The House Appropriations Committee approved the annual Transportation, Housing, and Urban Development (THUD) funding bill and report Monday, which included non-binding language that urged President Donald Trump’s Department of Transportation (DOT) to review a dispute pitting America’s top three airlines, Delta Air Lines, United Airlines and American Airlines against the top three Middle Eastern-based airlines, Etihad Airways, Qatar Airways and Emirates.
The U.S. legacy carriers and their unions, through the Partnership for Open and Fair Skies, have been appealing to Trump to enforce what are known as Open Skies agreements — bilateral aviation agreements, which are meant to expand international passenger and cargo flights to and from the U.S.
The partnership has long argued that the three Gulf carriers operate with an unfair advantage that violates the spirit of open skies by receiving large government subsidies from the UAE and Qatar. They argue that while Delta, United and American must react to supply and demand when deciding its routes, the Middle Eastern carriers are not beholden to market forces and can simply dip into an unlimited pool of government subsidies when determining where to set routes.
The language Monday addressed the issue of government subsidies. DOT began a process to investigate whether, “foreign government subsidies received by some international carriers were resulting in market distortions.”
The non-binding status of the language, combined with the vague nature of its description of potential violators, suggests that while the partnership was able to sway members of the committee to recognize its concerns, it was unable to include actual language into the bill.
“The Committee strongly urges the Department to continue discussions to ensure that U.S. airline carriers and their workers have a fair and equal opportunity to compete in accordance with open skies agreements,” the reporting language that accompanied the legislation read. “The Committee directs the Department to provide regular updates to the Committee.”
“If they’re hailing this as a major victory, than I’d ask them why they didn’t get language in the bill,” an industry insider told The Daily Caller News Foundation Tuesday. “Instead of bill language, they got report language.”
The U.S. Travel Association, which strongly opposes the efforts by Delta, United and American, says that the benefits of Open Skies agreements, as they are now, far outweigh any perceived downsides.
Jonathan Grella, executive vice president of public affairs for the U.S. Travel Association referred to the non-binding language as another example of what he characterized as “manufactured momentum.”
“Whether it’s cookie-cutter letters, or some of these symbolic efforts the bottom line is that policy makers have been loathe to touch this because of its benefits to the economy and its complexity,” Grella told TheDCNF Tuesday.
“We’re hoping that as all the stakeholders are heard from, and not just a few, that there is a full awareness and understanding that the travel and tourism industry and airlines like JetBlue, Alaska Hawaii, Fedex and Atlas, are all aligned on the need for Open Skies,” Grella said. “There is also a full awareness that tugging at the thread of Open Skies threatens to unravel these treaties around the world.”
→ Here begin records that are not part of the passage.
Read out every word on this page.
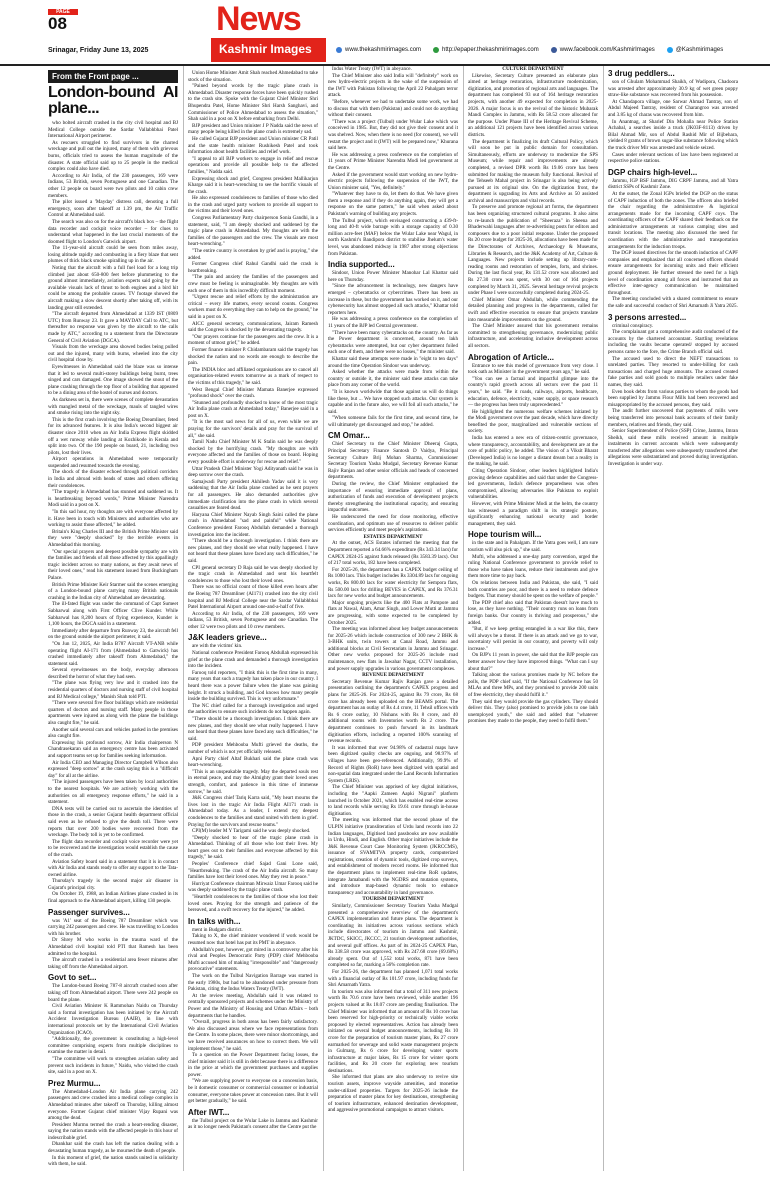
PAGE
08
Srinagar, Friday June 13, 2025
News
Kashmir Images	www.thekashmirimages.com	http://epaper.thekashmirimages.com	www.facebook.com/KashmirImages	@Kashmirimages
From the Front page ...
London-bound AI plane...

who bolted aircraft crashed in the city civil hospital and BJ Medical College outside the Sardar Vallabhbhai Patel International Airport perimeter.

As rescuers struggled to find survivors in the charred wreckage and pull out the injured, many of them with grievous burns, officials tried to assess the human magnitude of the disaster. A state official said up to 25 people in the medical complex could also have died.

According to Air India, of the 230 passengers, 169 were Indians, 53 British, seven Portuguese and one Canadian. The other 12 people on board were two pilots and 10 cabin crew members.

The pilot issued a 'Mayday' distress call, denoting a full emergency, soon after takeoff at 1.39 pm, the Air Traffic Control at Ahmedabad said.

The search was also on for the aircraft's black box – the flight data recorder and cockpit voice recorder – for clues to understand what happened in the last crucial moments of the doomed flight to London's Gatwick airport.

The 11-year-old aircraft could be seen from miles away, losing altitude rapidly and combusting in a fiery blaze that sent plumes of thick black smoke spiralling up in the air.

Noting that the aircraft with a full fuel load for a long trip climbed just about 650-800 feet before plummeting to the ground almost immediately, aviation experts said going by the available visuals lack of thrust to both engines and a bird hit could be among the probable causes. TV footage showed the aircraft making a slow descent shortly after taking off, with its landing gear still extended.

"The aircraft departed from Ahmedabad at 1339 IST (0809 UTC) from Runway 23. It gave a MAYDAY Call to ATC, but thereafter no response was given by the aircraft to the calls made by ATC," according to a statement from the Directorate General of Civil Aviation (DGCA).

Visuals from the wreckage area showed bodies being pulled out and the injured, many with burns, wheeled into the city civil hospital close by.

Eyewitnesses in Ahmedabad said the blaze was so intense that it led to several multi-storey buildings being burnt, trees singed and cars damaged. One image showed the snout of the plane crashing through the top floor of a building that appeared to be a dining area of the hostel of nurses and doctors.

As darkness set in, there were scenes of complete devastation with mangled metal of the wreckage, mauls of tangled wires and smoke rising into the night sky.

This is the first crash involving the Boeing Dreamliner, feted for its advanced features. It is also India's second biggest air disaster since 2010 when an Air India Express flight skidded off a wet runway while landing at Kozhikode in Kerala and split into two. Of the 190 people on board, 21, including two pilots, lost their lives.

Airport operations in Ahmedabad were temporarily suspended and resumed towards the evening.

The shock of the disaster echoed through political corridors in India and abroad with heads of states and others offering their condolences.

"The tragedy in Ahmedabad has stunned and saddened us. It is heartbreaking beyond words," Prime Minister Narendra Modi said in a post on X.

"In this sad hour, my thoughts are with everyone affected by it. Have been in touch with Ministers and authorities who are working to assist those affected," he added.

Britain's King Charles III and the British Prime Minister said they were "deeply shocked" by the terrible events in Ahmedabad this morning.

"Our special prayers and deepest possible sympathy are with the families and friends of all those affected by this appallingly tragic incident across so many nations, as they await news of their loved ones," read his statement issued from Buckingham Palace.

British Prime Minister Keir Starmer said the scenes emerging of a London-bound plane carrying many British nationals crashing in the Indian city of Ahmedabad are devastating.

The ill-fated flight was under the command of Capt Sumeet Sabharwal along with First Officer Clive Kunder. While Sabharwal has 8,200 hours of flying experience, Kunder is 1,100 hours, the DGCA said in a statement.

Immediately after departure from Runway 23, the aircraft fell on the ground outside the airport perimeter, it said.

"On Jun 12, 2025, Air India B787 Aircraft VT-ANB while operating flight AI-171 from (Ahmedabad to Gatwick) has crashed immediately after takeoff from Ahmedabad," the statement said.

Several eyewitnesses on the body, everyday afternoon described the horror of what they had seen.

"The plane was flying very low and it crashed into the residential quarters of doctors and nursing staff of civil hospital and BJ Medical college," Manish Shah told PTI.

"There were several five floor buildings which are residential quarters of doctors and nursing staff. Many people in those apartments were injured as along with the plane the buildings also caught fire," he said.

Another said several cars and vehicles parked in the premises also caught fire.

Expressing his profound sorrow, Air India chairperson N Chandrasekaran said an emergency centre has been activated and support teams set up for families seeking information.

Air India CEO and Managing Director Campbell Wilson also expressed "deep sorrow" at the crash saying this is a "difficult day" for all at the airline.

"The injured passengers have been taken by local authorities to the nearest hospitals. We are actively working with the authorities on all emergency response efforts," he said in a statement.

DNA tests will be carried out to ascertain the identities of those in the crash, a senior Gujarat health department official said even as he refused to give the death toll. There were reports that over 200 bodies were recovered from the wreckage. The body toll is yet to be confirmed.

The flight data recorder and cockpit voice recorder were yet to be recovered and the investigation would establish the cause of the crash.

Aviation Safety board said in a statement that it is in contact with Air India and stands ready to offer any support to the Tata-owned airline.

Thursday's tragedy is the second major air disaster in Gujarat's principal city.

On October 19, 1988, an Indian Airlines plane crashed in its final approach to the Ahmedabad airport, killing 130 people.

Passenger survives...

was 'A1' seat of the Boeing 787 Dreamliner which was carrying 242 passengers and crew. He was travelling to London with his brother.

Dr Shrey M who works in the trauma ward of the Ahmedabad civil hospital told PTI that Ramesh has been admitted to the hospital.

The aircraft crashed in a residential area fewer minutes after taking off from the Ahmedabad airport.

Govt to set...

The London-bound Boeing 787-8 aircraft crashed soon after taking off from Ahmedabad airport. There were 242 people on board the plane.

Civil Aviation Minister K Rammohan Naidu on Thursday said a formal investigation has been initiated by the Aircraft Accident Investigation Bureau (AAIB), in line with international protocols set by the International Civil Aviation Organization (ICAO).

"Additionally, the government is constituting a high-level committee comprising experts from multiple disciplines to examine the matter in detail.

"The committee will work to strengthen aviation safety and prevent such incidents in future," Naidu, who visited the crash site, said in a post on X.

Prez Murmu...

The Ahmedabad-London Air India plane carrying 242 passengers and crew crashed into a medical college complex in Ahmedabad minutes after takeoff on Thursday, killing almost everyone. Former Gujarat chief minister Vijay Rupani was among the dead.

President Murmu termed the crash a heart-rending disaster, saying the nation stands with the affected people in this hour of indescribable grief.

Dhankhar said the crash has left the nation dealing with a devastating human tragedy, as he mourned the death of people.

In this moment of grief, the nation stands united in solidarity with them, he said.

Union Home Minister Amit Shah reached Ahmedabad to take stock of the situation.

"Pained beyond words by the tragic plane crash in Ahmedabad. Disaster response forces have been quickly rushed to the crash site. Spoke with the Gujarat Chief Minister Shri Bhupendra Patel, Home Minister Shri Harsh Sanghavi, and Commissioner of Police Ahmedabad to assess the situation," Shah said in a post on X before embarking from Delhi.

BJP president and Union minister J P Nadda said the news of many people being killed in the plane crash is extremely sad.

He called Gujarat BJP president and Union minister CR Patil and the state health minister Rushikesh Patel and took information about health facilities and relief work.

"I appeal to all BJP workers to engage in relief and rescue operations and provide all possible help to the affected families," Nadda said.

Expressing shock and grief, Congress president Mallikarjun Kharge said it is heart-wrenching to see the horrific visuals of the crash.

He also expressed condolences to families of those who died in the crash and urged party workers to provide all support to the victims and their loved ones.

Congress Parliamentary Party chairperson Sonia Gandhi, in a statement, said, "I am deeply shocked and saddened by the tragic plane crash in Ahmedabad. My thoughts are with the families of the passengers and the crew. The visuals are most heart-wrenching."

"The entire country is overtaken by grief and is praying," she added.

Former Congress chief Rahul Gandhi said the crash is heartbreaking.

"The pain and anxiety the families of the passengers and crew must be feeling is unimaginable. My thoughts are with each one of them in this incredibly difficult moment.

"Urgent rescue and relief efforts by the administration are critical – every life matters, every second counts. Congress workers must do everything they can to help on the ground," he said in a post on X.

AICC general secretary, communications, Jairam Ramesh said the Congress is shocked by the devastating tragedy.

"Our prayers continue for the passengers and the crew. It is a moment of utmost grief," he added.

Former finance minister P. Chidambaram said the tragedy has shocked the nation and no words are enough to describe the pain.

The INDIA bloc and affiliated organisations are to cancel all organisation-related events tomorrow as a mark of respect to the victims of this tragedy," he said.

West Bengal Chief Minister Mamata Banerjee expressed "profound shock" over the crash.

"Stunned and profoundly shocked to know of the most tragic Air India plane crash at Ahmedabad today," Banerjee said in a post on X.

"It is the most sad news for all of us, even while we are praying for the survivors' details and pray for the survival of all," she said.

Tamil Nadu Chief Minister M K Stalin said he was deeply shocked by the horrifying crash. "My thoughts are with everyone affected and the families of those on board. Hoping every possible effort is underway for rescue and relief."

Uttar Pradesh Chief Minister Yogi Adityanath said he was in deep sorrow over the crash.

Samajwadi Party president Akhilesh Yadav said it is very saddening that the Air India plane crashed as he sent prayers for all passengers. He also demanded authorities give immediate clarification into the plane crash in which several casualties are feared dead.

Haryana Chief Minister Nayab Singh Saini called the plane crash in Ahmedabad "sad and painful" while National Conference president Farooq Abdullah demanded a thorough investigation into the incident.

"There should be a thorough investigation. I think there are new planes, and they should see what really happened. I have not heard that these planes have faced any such difficulties," he said.

CPI general secretary D Raja said he was deeply shocked by the tragic crash in Ahmedabad and sent his heartfelt condolences to those who lost their loved ones.

There was no official count of those killed even hours after the Boeing 787 Dreamliner (AI171) crashed into the city civil hospital and BJ Medical College near the Sardar Vallabhbhai Patel International Airport around one-and-a-half of five.

According to Air India, of the 230 passengers, 169 were Indians, 53 British, seven Portuguese and one Canadian. The other 12 were two pilots and 10 crew members.

J&K leaders grieve...

are with the victims' kin.

National conference President Farooq Abdullah expressed his grief at the plane crash and demanded a thorough investigation into the incident.

Farooq told reporters, "I think this is the first time in many, many years that such a tragedy has taken place in our country. I heard there was a power failure when the plane was gaining height. It struck a building, and God knows how many people inside the building survived. This is very unfortunate."

The NC chief called for a thorough investigation and urged the authorities to ensure such incidents do not happen again.

"There should be a thorough investigation. I think there are new planes, and they should see what really happened. I have not heard that these planes have faced any such difficulties," he said.

PDP president Mehbooba Mufti grieved the deaths, the number of which is not yet officially released.

Apni Party chief Altaf Bukhari said the plane crash was heart-wrenching.

"This is an unspeakable tragedy. May the departed souls rest in eternal peace, and may the Almighty grant their loved ones strength, comfort, and patience in this time of immense sorrow," he said.

J&K Congress chief Tariq Karra said, "My heart mourns the lives lost in the tragic Air India Flight AI171 crash in Ahmedabad today. As a leader, I extend my deepest condolences to the families and stand united with them in grief. Praying for the survivors and rescue teams."

CPI(M) leader M Y Tarigami said he was deeply shocked.

"Deeply shocked to hear of the tragic plane crash in Ahmedabad. Thinking of all those who lost their lives. My heart goes out to their families and everyone affected by this tragedy," he said.

Peoples' Conference chief Sajad Gani Lone said, "Heartbreaking. The crash of the Air India aircraft. So many families have lost their loved ones. May they rest in peace."

Hurriyat Conference chairman Mirwaiz Umar Farooq said he was deeply saddened by the tragic plane crash.

"Heartfelt condolences to the families of those who lost their loved ones. Praying for the strength and patience of the bereaved, and a swift recovery for the injured," he added.

In talks with...

ment in Budgam district.

Taking to X, the chief minister wondered if work would be resumed now that hotel has put its PMT in abeyance.

Abdullah's post, however, got mired in a controversy after his rival and Peoples Democratic Party (PDP) chief Mehbooba Mufti accused him of making "irresponsible" and "dangerously provocative" statements.

The work on the Tulbul Navigation Barrage was started in the early 1980s, but had to be abandoned under pressure from Pakistan, citing the Indus Waters Treaty (IWT).

At the review meeting, Abdullah said it was related to centrally sponsored projects and schemes under the Ministry of Power and the Ministry of Housing and Urban Affairs – both departments that he handles.

"Overall, progress in both areas has been fairly satisfactory. We also discussed areas where we face representations from the Centre. In some places, there were minor shortcomings, and we have received assurances on how to correct them. We will implement those," he said.

To a question on the Power Department facing losses, the chief minister said it is still in debt because there is a difference in the price at which the government purchases and supplies power.

"We are supplying power to everyone on a concession basis, be it domestic consumer or commercial consumer or industrial consumer, everyone takes power at concession rates. But it will get better gradually," he said.

After IWT...

the Tulbul project on the Wular Lake in Jammu and Kashmir as it no longer needs Pakistan's consent after the Centre put the

Indus Water Treaty (IWT) in abeyance.

The Chief Minister also said India will "definitely" work on new hydro-electric projects in the wake of the suspension of the IWT with Pakistan following the April 22 Pahalgam terror attack.

"Before, whenever we had to undertake some work, we had to discuss that with them (Pakistan) and could not do anything without their consent.

"There was a project (Tulbul) under Wular Lake which was conceived in 1985. But, they did not give their consent and it was shelved. Now, when there is no need (for consent), we will restart the project and it (IWT) will be prepared now," Khurana said here.

He was addressing a press conference on the completion of 11 years of Prime Minister Narendra Modi led government at the Centre.

Asked if the government would start working on new hydro-electric projects following the suspension of the IWT, the Union minister said, "Yes, definitely."

"Whatever they have to do, let them do that. We have given them a response and if they do anything again, they will get a response on the same pattern," he said when asked about Pakistan's warning of building any projects.

The Tulbul project, which envisaged constructing a 439-ft-long and 40-ft wide barrage with a storage capacity of 0.30 million acre-feet (MAF) below the Wular Lake near Wagul, in north Kashmir's Bandipora district to stabilise Jhelum's water level, was abandoned midway in 1987 after strong objections from Pakistan.

India supported...

Sindoor, Union Power Minister Manohar Lal Khattar said here on Thursday.

"Since the advancement in technology, new dangers have emerged – cyberattacks or cybercrimes. There has been an increase in these, but the government has worked on it, and our cybersecurity has almost stopped all such attacks," Khattar told reporters here.

He was addressing a press conference on the completion of 11 years of the BJP led Central government.

"There have been many cyberattacks on the country. As far as the Power department is concerned, around ten lakh cyberattacks were attempted, but our cyber department foiled each one of them, and there were no losses," the minister said.

Khattar said these attempts were made in "eight to ten days" around the time Operation Sindoor was underway.

Asked whether the attacks were made from within the country or outside it, the minister said these attacks can take place from any corner of the world.

"It is known worldwide that those against us will do things like these, but ... We have stopped such attacks. Our system is capable and in the future also, we will foil all such attacks," he said.

"When someone fails for the first time, and second time, he will ultimately get discouraged and stop," he added.

CM Omar...

Chief Secretary to the Chief Minister Dheeraj Gupta, Principal Secretary Finance Santosh D Vaidya, Principal Secretary Culture Brij Mohan Sharma, Commissioner Secretary Tourism Yasha Mudgal, Secretary Revenue Kumar Rajiv Ranjan and other senior officials and heads of concerned departments.

During the review, the Chief Minister emphasised the importance of ensuring immediate approval of plans, authorization of funds and execution of development projects thereby strengthening the institutional capacity, and ensuring impactful outcomes.

He underscored the need for close monitoring, effective coordination, and optimum use of resources to deliver public services efficiently and meet people's aspirations.

ESTATES DEPARTMENT

At the outset, ACS Estates informed the meeting that the Department reported a 64.66% expenditure (Rs 343.34 lacs) for CAPEX 2024-25 against funds released (Rs 3583.39 lacs). Out of 217 total works, 182 have been completed.

For 2025-26, the department has a CAPEX budget ceiling of Rs 1000 lacs. This budget includes Rs 3304.89 lacs for ongoing works, Rs 800.00 lacs for water electricity for Sempora flats, Rs 500.00 lacs for drilling BEVES in CAPEX, and Rs 376.31 lacs for new works and budget announcements.

Major ongoing projects like the 400 Flats at Pampore and flats at Nawal, Alam, Amar Singh, and Lower Mutti at Jammu are progressing, with some expected to be completed by October 2025.

The meeting was informed about key budget announcements for 2025-26 which include construction of 300 new 2 BHK & 3-BHK units, twin towers at Canal Road, Jammu and additional blocks at Civil Secretariats in Jammu and Srinagar. Other new works proposed for 2025-26 include road maintenance, new flats in Jawahar Nagar, CCTV installation, and power supply upgrades in various government complexes.

REVENUE DEPARTMENT

Secretary Revenue Kumar Rajiv Ranjan gave a detailed presentation outlining the department's CAPEX progress and plans for 2025-26. For 2024-25, against Rs 79 crore, Rs 68 crore has already been uploaded on the BEAMS portal. The department has an outlay of Rs 4.4 crore, 11 Tehsil offices with Rs 6 crore outlay, 10 Nishans with Rs 8 crore, and 40 additional rooms with Inventories worth Rs 2 crore. The department continues to push forward in its landmark digitisation efforts, including a reported 100% scanning of revenue records.

It was informed that over 94.98% of cadastral maps have been digitized quality checks are ongoing, and 98.97% of villages have been geo-referenced. Additionally, 99.9% of Record of Rights (RoR) have been digitized with spatial and non-spatial data integrated under the Land Records Information System (LRIS).

The Chief Minister was apprised of key digital initiatives, including the "Aapki Zameen Aapki Nigrani" platform launched in October 2021, which has enabled real-time access to land records while serving Rs 19.61 crore through in-house digitisation.

The meeting was informed that the second phase of the ULPIN initiative (transliteration of Urdu land records into 22 Indian languages, Digitised land passbooks are now available in Urdu, Hindi, and English. Other major initiatives include the J&K Revenue Court Case Monitoring System (JKRCCMS), issuance of SVAMITVA property cards, computerized registrations, creation of dynamic tools, digitized crop surveys, and establishment of modern record rooms. He informed that the department plans to implement real-time RoR updates, integrate Jamabandi with the NGDRS and mutation systems, and introduce map-based dynamic tools to enhance transparency and accountability in land governance.

TOURISM DEPARTMENT

Similarly, Commissioner Secretary Tourism Yasha Mudgal presented a comprehensive overview of the department's CAPEX implementation and future plans. The department is coordinating its initiatives across various sections which include directorates of tourism in Jammu and Kashmir, JKTDC, SKICC, JKCCC, 21 tourism development authorities, and several gulf offices. As part of its 2024-25 CAPEX Plan, Rs 338.58 crore was approved, with Rs 247.68 crore (69.68%) already spent. Out of 1,552 total works, 871 have been completed so far, marking a 56% completion rate.

For 2025-26, the department has planned 1,071 total works with a financial outlay of Rs 101.97 crore, including funds for Shri Amarnath Yatra.

In tourism was also informed that a total of 311 new projects worth Rs 70.6 crore have been reviewed, while another 196 projects valued at Rs 18.07 crore are pending finalisation. The Chief Minister was informed that an amount of Rs 10 crore has been reserved for high-priority or technically viable works proposed by elected representatives. Action has already been initiated on several budget announcements, including Rs 10 crore for the preparation of tourism master plans, Rs 27 crore earmarked for sewerage and solid waste management projects in Gulmarg, Rs 6 crore for developing water sports infrastructure at major lakes, Rs 15 crore for winter sports facilities, and Rs 20 crore for exploring new tourism destinations.

She informed that plans are also underway to revive site tourism assets, improve wayside amenities, and monetise under-utilized properties. Targets for 2025-26 include the preparation of master plans for key destinations, strengthening of tourism infrastructure, enhanced destination development, and aggressive promotional campaigns to attract visitors.

CULTURE DEPARTMENT

Likewise, Secretary Culture presented an elaborate plan aimed at heritage restoration, infrastructure modernization, digitization, and promotion of regional arts and languages. The department has completed 93 out of 164 heritage restoration projects, with another 49 expected for completion in 2025-2026. A major focus is on the revival of the historic Mubarak Mandi Complex in Jammu, with Rs 58.52 crore allocated for the purpose. Under Phase III of the Heritage Revival Scheme, an additional 121 projects have been identified across various districts.

The department is finalizing its draft Cultural Policy, which will soon be put in public domain for consultation. Simultaneously, efforts are underway to modernize the SPS Museum; while repair and improvements are already completed, a revised DPR worth Rs 19.06 crore has been submitted for making the museum fully functional. Revival of the Tehseeb Mahal project in Srinagar is also being actively pursued at its original site. On the digitization front, the department is upgrading its Arts and Archive as 50 assisted archival and manuscripts and vital records.

To preserve and promote regional art forms, the department has been organizing structured cultural programs. It also aims to re-launch the publication of "Sheeraza" in Sheena and Bhaderwahi languages after re-advertising posts for editors and composers due to a poor initial response. Under the proposed Rs 20 crore budget for 2025-26, allocations have been made for the Directorates of Archives, Archaeology & Museums, Libraries & Research, and the J&K Academy of Art, Culture & Languages. New projects include setting up library-cum-reading rooms and restoration of temples, forts, and shrines. During the last fiscal year, Rs 131.52 crore was allocated and Rs 27.30 crore was spent, with 30 out of 164 projects completed by March 31, 2025. Several heritage revival projects under Phase I were successfully completed during 2024-25.

Chief Minister Omar Abdullah, while commending the detailed planning and progress in the departments, called for swift and effective execution to ensure that projects translate into measurable improvements on the ground.

The Chief Minister assured that his government remains committed to strengthening governance, modernizing public infrastructure, and accelerating inclusive development across all sectors.

Abrogation of Article...

Entrance to see this model of governance from very close. I took oath as Minister in the government years ago," he said.

"You can see a factual and impactful glimpse into the country's rapid growth across all sectors over the past 11 years," he said. "Be it roads, railways, airports, healthcare, education, defence, electricity, water supply, or space research — the progress has been truly unprecedented."

He highlighted the numerous welfare schemes initiated by the Modi government over the past decade, which have directly benefited the poor, marginalized and vulnerable sections of society.

India has entered a new era of citizen-centric governance, where transparency, accountability, and development are at the core of public policy, he added. The vision of a Viksit Bharat (Developed India) is no longer a distant dream but a reality in the making, he said.

Citing Operation Sindoor, other leaders highlighted India's growing defence capabilities and said that under the Congress-led governments, India's defence preparedness was often compromised, allowing adversaries like Pakistan to exploit vulnerabilities.

However, with Prime Minister Modi at the helm, the country has witnessed a paradigm shift in its strategic posture, significantly enhancing national security and border management, they said.

Hope tourism will...

in the state and in Pahalgam. If the Yatra goes well, I am sure tourism will also pick up," she said.

Mufti, who addressed a one-day party convention, urged the ruling National Conference government to provide relief to those who have taken loans, reduce their instalments and give them more time to pay back.

On relations between India and Pakistan, she said, "I said both countries are poor, and there is a need to reduce defence budgets. That money should be spent on the welfare of people."

The PDP chief also said that Pakistan doesn't have much to lose, as they have nothing. "Their country runs on loans from foreign banks. Our country is thriving and prosperous," she added.

"But, if we keep getting entangled in a war like this, there will always be a threat. If there is an attack and we go to war, uncertainty will persist in our country, and poverty will only increase."

On BJP's 11 years in power, she said that the BJP people can better answer how they have improved things. "What can I say about that?"

Talking about the various promises made by NC before the polls, the PDP chief said, "If the National Conference has 50 MLAs and three MPs, and they promised to provide 200 units of free electricity, they should fulfil it."

They said they would provide the gas cylinders. They should deliver this. They (also) promised to provide jobs to one lakh unemployed youth," she said and added that "whatever promises they made to the people, they need to fulfil them."

3 drug peddlers...

son of Ghulam Mohammad Shaikh, of Wadipora, Chadoora was arrested after approximately 30.9 kg of wet green poppy straw-like substance was recovered from his possession.

At Chandapora village, one Sarwar Ahmad Tantray, son of Abdul Majeed Tantray, resident of Charangroo was arrested and 3.85 kg of charas was recovered from him.

In Anantnag, at Sharief Din Mohalla near Police Station Achabal, a searches inside a truck (JK03F-8113) driven by Bilal Ahmad Mir, son of Abdul Rashid Mir of Bijbehara, yielded 8 grams of brown sugar-like substance following which the truck driver Mir was arrested and vehicle seized.

Cases under relevant sections of law have been registered at respective police stations.

DGP chairs high-level...

Jammu, IGP BSF Jammu, DIG CRPF Jammu, and all Yatra district SSPs of Kashmir Zone.

At the outset, the Zonal IGPs briefed the DGP on the status of CAPF induction of both the zones. The officers also briefed the chair regarding the administrative & logistical arrangements made for the incoming CAPF coys. The coordinating officers of the CAPF shared their feedback on the administrative arrangements at various camping sites and transit locations. The meeting also discussed the need for coordination with the administrative and transportation arrangements for the induction troops.

The DGP issued directives for the smooth induction of CAPF companies and emphasized that all concerned officers should ensure arrangements for incoming units and their efficient ground deployment. He further stressed the need for a high level of coordination among all forces and instructed that an effective inter-agency communication be maintained throughout.

The meeting concluded with a shared commitment to ensure the safe and successful conduct of Shri Amarnath Ji Yatra 2025.

3 persons arrested...

criminal conspiracy.

The complainant got a comprehensive audit conducted of the accounts by the chartered accountant. Startling revelations including the vaults became operated/ stopped by accused persons came to the fore, the Crime Branch official said.

The accused used to direct the NEFT transactions to unrelated parties. They resorted to under-billing for cash transactions and charged huge amounts. The accused created fake parties and sold goods to multiple retailers under fake names, they said.

Even book debts from various parties to whom the goods had been supplied by Jammu Flour Mills had been recovered and misappropriated by the accused persons, they said.

The audit further uncovered that payments of mills were being transferred into personal bank accounts of their family members, relatives and friends, they said.

Senior Superintendent of Police (SSP) Crime, Jammu, Imran Sheikh, said these mills received amount in multiple instalments in current accounts which were subsequently transferred after allegations were subsequently transferred after allegations were substantiated and proved during investigation. Investigation is under way.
The U.S. Airlines for Open Skies Coalition (not to be confused with the Partnership) is made up of four U.S.-based passenger and cargo airlines who disagree with the big three legacy carriers that the UAE and Qatar are violating Open Skies.
“Multiple passenger and cargo airlines, including Atlas Worldwide, FedEx, Hawaiian Airlines and JetBlue Airways disagree with the claims and demands of the legacy carriers,” the coalition explains on its website.
The Partnership claims that the Coalition is nothing more than a front for Emirates and Etihad Airways. Atlas flies cargo for Etihad, and JetBlue is a codeshare to Emirates, meaning that the two airlines share the same routes and market the flights under their own brand on a set number of international routes.
“When the U.S. government asked the legacy carriers to name a specific breach of Open Skies, they failed to identify a single provision,” the Coalition says. “The only part of the Open Skies agreement that provides any remedy against subsidies is one that allows a government to intervene if a foreign airline is charging artificially low fares,” the Coalition adds, saying that the Partnership for Fair and Open Skies ignores this in its appeal to the White House.
The Coalition argues that the American carriers have a way to address their concerns. They point to the International Air Transportation Fair Competitive Practices Act (IATFCPA) of 1974, which authorizes the Department of Transportation (DOT) to take action in response to anti-competitive, discriminatory, predatory or unjustifiable activities by a foreign government or foreign airlines against a U.S. airline.
An industry insider speaking on the condition on anonymity surmised that U.S. airlines didn’t take that route because they know they don’t have a case. “For over 40 decades when U.S. carriers, including American, Delta and United, had concerns about foreign competitive practices, they filed a formal IATFCPA complaint with the Department of Transportation,” the person said. “Why is this any different now?”
The Partnership asserts that a specific breach exists, and points to article 11 of the Open Skies bilateral agreement between the U.S. and the UAE, which states that, “each Party shall allow a fair and equal opportunity to compete.”
“The pricing provision is not relevant,” according to an industry insider who spoke on the condition of anonymity. “The United States government has long recognized that a fair competition provision is relevant for subsidies.”